Los domingos empiezan
siempre en silencio.
Los domingos son
lentos. Y la lentitud de los domingos me encanta.
Hay domingos en los que
me levanto muy temprano y, después de tomar la chocolatada, armo una cartera
grande en la que pongo la billetera, una bolsa de compras, el jarro térmico,
una botella de agua de la canilla, un cacharro para poner agua para los perros,
bolsitas para caca, pañuelos descartables.
Niqui sabe muchas
cosas. En realidad, entiende que algunos gestos míos son sinónimo de algo que a
ella le gusta. El mero sonido que hago al mover la mecedora, por ejemplo, hace
que ella venga corriendo desde donde esté. Sabe que voy a leer o mirar tele sin
tejer, lo que significa upa.
Poner todas esas cosas
en la cartera es ambiguo. Me sigue para todos lados, todavía no sabe si me
estoy yendo a trabajar sin ella o si estamos yendo, juntas, a algún lado.

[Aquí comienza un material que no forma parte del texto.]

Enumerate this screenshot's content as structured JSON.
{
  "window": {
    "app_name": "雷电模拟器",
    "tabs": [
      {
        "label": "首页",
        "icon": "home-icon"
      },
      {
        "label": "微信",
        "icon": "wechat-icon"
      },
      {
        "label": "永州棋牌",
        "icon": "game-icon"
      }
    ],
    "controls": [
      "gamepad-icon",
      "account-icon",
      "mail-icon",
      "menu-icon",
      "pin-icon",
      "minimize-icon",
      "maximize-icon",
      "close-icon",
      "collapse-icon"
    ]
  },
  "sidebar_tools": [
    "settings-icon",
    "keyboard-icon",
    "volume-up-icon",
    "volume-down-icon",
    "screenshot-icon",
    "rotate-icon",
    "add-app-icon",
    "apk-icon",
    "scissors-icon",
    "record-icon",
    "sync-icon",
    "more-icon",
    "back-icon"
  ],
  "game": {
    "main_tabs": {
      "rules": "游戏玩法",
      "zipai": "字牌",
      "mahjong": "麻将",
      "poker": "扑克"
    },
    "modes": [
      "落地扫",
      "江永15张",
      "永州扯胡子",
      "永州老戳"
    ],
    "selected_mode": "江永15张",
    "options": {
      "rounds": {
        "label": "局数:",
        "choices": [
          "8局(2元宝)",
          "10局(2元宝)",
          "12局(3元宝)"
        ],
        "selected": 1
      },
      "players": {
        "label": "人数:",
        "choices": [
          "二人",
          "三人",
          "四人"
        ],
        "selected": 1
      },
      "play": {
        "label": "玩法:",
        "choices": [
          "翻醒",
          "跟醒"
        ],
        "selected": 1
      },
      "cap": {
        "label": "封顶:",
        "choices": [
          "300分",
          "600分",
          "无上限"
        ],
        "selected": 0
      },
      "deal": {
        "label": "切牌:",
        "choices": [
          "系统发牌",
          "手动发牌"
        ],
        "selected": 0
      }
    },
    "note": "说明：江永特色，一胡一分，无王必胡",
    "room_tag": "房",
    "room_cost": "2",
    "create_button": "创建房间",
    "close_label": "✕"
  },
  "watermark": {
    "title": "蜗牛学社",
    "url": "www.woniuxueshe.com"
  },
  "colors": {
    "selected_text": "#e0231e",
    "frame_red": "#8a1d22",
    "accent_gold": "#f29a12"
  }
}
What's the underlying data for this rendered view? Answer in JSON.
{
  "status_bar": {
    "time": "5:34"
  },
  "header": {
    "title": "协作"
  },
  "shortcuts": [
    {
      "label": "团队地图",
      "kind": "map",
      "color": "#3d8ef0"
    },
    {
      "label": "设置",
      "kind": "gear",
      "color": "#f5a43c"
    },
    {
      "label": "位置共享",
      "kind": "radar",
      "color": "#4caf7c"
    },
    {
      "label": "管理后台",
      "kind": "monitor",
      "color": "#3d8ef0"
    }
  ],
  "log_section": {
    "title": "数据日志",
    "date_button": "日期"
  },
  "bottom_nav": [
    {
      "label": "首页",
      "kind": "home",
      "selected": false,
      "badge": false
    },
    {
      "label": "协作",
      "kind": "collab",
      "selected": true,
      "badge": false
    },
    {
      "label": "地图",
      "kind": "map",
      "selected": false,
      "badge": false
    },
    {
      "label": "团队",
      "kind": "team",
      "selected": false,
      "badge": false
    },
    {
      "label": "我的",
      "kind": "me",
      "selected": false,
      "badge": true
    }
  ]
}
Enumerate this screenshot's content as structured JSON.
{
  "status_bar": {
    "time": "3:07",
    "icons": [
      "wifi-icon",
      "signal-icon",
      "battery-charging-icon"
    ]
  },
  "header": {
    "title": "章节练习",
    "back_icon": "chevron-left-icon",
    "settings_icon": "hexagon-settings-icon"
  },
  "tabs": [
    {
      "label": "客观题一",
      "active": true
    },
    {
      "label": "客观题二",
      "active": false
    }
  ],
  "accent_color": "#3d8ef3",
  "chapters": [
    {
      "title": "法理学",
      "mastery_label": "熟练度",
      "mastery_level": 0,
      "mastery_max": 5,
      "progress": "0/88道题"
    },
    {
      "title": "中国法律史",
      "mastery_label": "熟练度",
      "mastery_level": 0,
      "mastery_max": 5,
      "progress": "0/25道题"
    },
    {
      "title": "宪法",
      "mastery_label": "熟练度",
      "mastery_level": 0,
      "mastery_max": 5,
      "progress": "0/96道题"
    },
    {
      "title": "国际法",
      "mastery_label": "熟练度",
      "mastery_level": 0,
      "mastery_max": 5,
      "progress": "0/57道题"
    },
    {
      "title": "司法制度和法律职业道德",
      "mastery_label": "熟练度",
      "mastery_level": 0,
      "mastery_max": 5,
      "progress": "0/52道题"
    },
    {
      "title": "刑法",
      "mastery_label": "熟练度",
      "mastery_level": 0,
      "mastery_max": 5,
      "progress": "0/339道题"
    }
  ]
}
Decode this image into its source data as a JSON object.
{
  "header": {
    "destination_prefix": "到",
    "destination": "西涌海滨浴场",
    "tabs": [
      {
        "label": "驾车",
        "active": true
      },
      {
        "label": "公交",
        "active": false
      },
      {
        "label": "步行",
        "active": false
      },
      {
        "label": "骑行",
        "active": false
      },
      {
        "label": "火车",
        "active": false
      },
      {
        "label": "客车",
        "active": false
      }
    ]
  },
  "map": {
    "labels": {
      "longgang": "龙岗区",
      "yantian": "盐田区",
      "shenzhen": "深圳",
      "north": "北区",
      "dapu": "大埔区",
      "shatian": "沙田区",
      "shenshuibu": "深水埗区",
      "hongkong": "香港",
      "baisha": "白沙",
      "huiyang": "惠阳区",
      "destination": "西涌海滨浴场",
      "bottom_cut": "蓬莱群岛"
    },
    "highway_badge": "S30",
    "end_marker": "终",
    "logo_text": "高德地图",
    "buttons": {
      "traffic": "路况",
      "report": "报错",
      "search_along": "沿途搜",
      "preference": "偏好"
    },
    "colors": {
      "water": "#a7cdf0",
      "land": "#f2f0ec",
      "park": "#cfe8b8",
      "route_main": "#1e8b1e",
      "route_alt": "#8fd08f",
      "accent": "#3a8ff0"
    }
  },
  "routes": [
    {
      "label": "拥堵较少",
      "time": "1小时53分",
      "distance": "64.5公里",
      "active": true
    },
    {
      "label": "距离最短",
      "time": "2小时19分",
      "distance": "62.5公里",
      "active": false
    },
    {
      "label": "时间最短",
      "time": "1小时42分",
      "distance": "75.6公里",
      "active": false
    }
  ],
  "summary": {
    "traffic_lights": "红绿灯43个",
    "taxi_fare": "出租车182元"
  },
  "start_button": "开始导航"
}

Entonces los domingos le digo, cuando estoy lista, ¿vamos? y su felicidad es inmensa.
Esos días caminamos –en
invierno por la vereda del sol, en verano esquivándolo– hasta la Plaza Irlanda
y cuando llegamos la suelto, y ella camina bien cerca de mí, hasta que en el
centro de la plaza nos encontramos con otros perros, y con los humanos que los
acompañan. A veces esos humanos me caen bien, a veces me aburren, a veces me
dan lo mismo. Ella corre y corre y corre. Se mordisquea con otros perros, sus
pelos se llenan de la baba propia y
ajena, mis pantalones también.
En algún momento, que puede
ser más temprano o más tarde, y depende de la amigabilidad de los animales
presentes –o más bien de su agresividad, porque a Niqui no le gustan los perros
loquitos, lo que me deja muy tranquila, pero entonces se me pega a los pies y
me mira con cara de hagamos algo–, le pongo la correa y vamos hasta el Havanna
que está en una de las esquinas. Cargo mi jarro térmico, a veces me tiento con
un alfajor que me llevo para la tarde, y volvemos a la plaza, y si tenemos
suerte los perros malos se han ido, y han llegado otros más amigables. A veces
hago lo del café ni bien llegamos, cuando llegamos tan temprano que no hay
nadie.
Cuando Niqui empieza a
echarse en cualquier pasto fresco que encuentra, es hora de irse. Le pongo la
correa de nuevo y nos acercamos a la Feria. Saco número en la pescadería y en
el puesto de quesos y fiambres. Con la bolsa de compras llena, vamos de vuelta
por otro camino. Para ver otras calles, otros árboles.
Llegamos a casa y yo me
acomodo para leer en alguno de mis lugares preferidos. Al sol en la terraza
cuando está fresco, o en el patio, bajo la sombra de la Santa Rita cuando hace
calor –y esos días de frío de muerte me acomodo en la mecedora, con una manta,
y Niqui encima mío. O me siento frente a la computadora y escribo.
En algún momento cocino
algo y vuelvo a lo que estaba haciendo antes, lectura, o escritura. A la tarde
empiezo a acomodar la casa –suelo lavar ropa y limpiar los sábados, así que no
me quedan tareas amacasísticas pendientes, pero seguro que dejé libros dando
vueltas, o ropa tirada. Miro el pronóstico del día siguiente, pienso la ropa
que me pondré el lunes y, ya bien tarde, prendo la tele y miro una película o
serie.
Salvo cuando hablo con
humanos en la plaza, o las palabras intercambiadas con la vendedora de café,
suelen ser días silenciosos.
Hay otros domingos. Son
los domingos de asado en Moldes. Es decir, en lo de mi señor padre.
Esos días me levanto,
un poco más tarde, y salgo con Niqui a caminar, pero no vamos hasta la plaza.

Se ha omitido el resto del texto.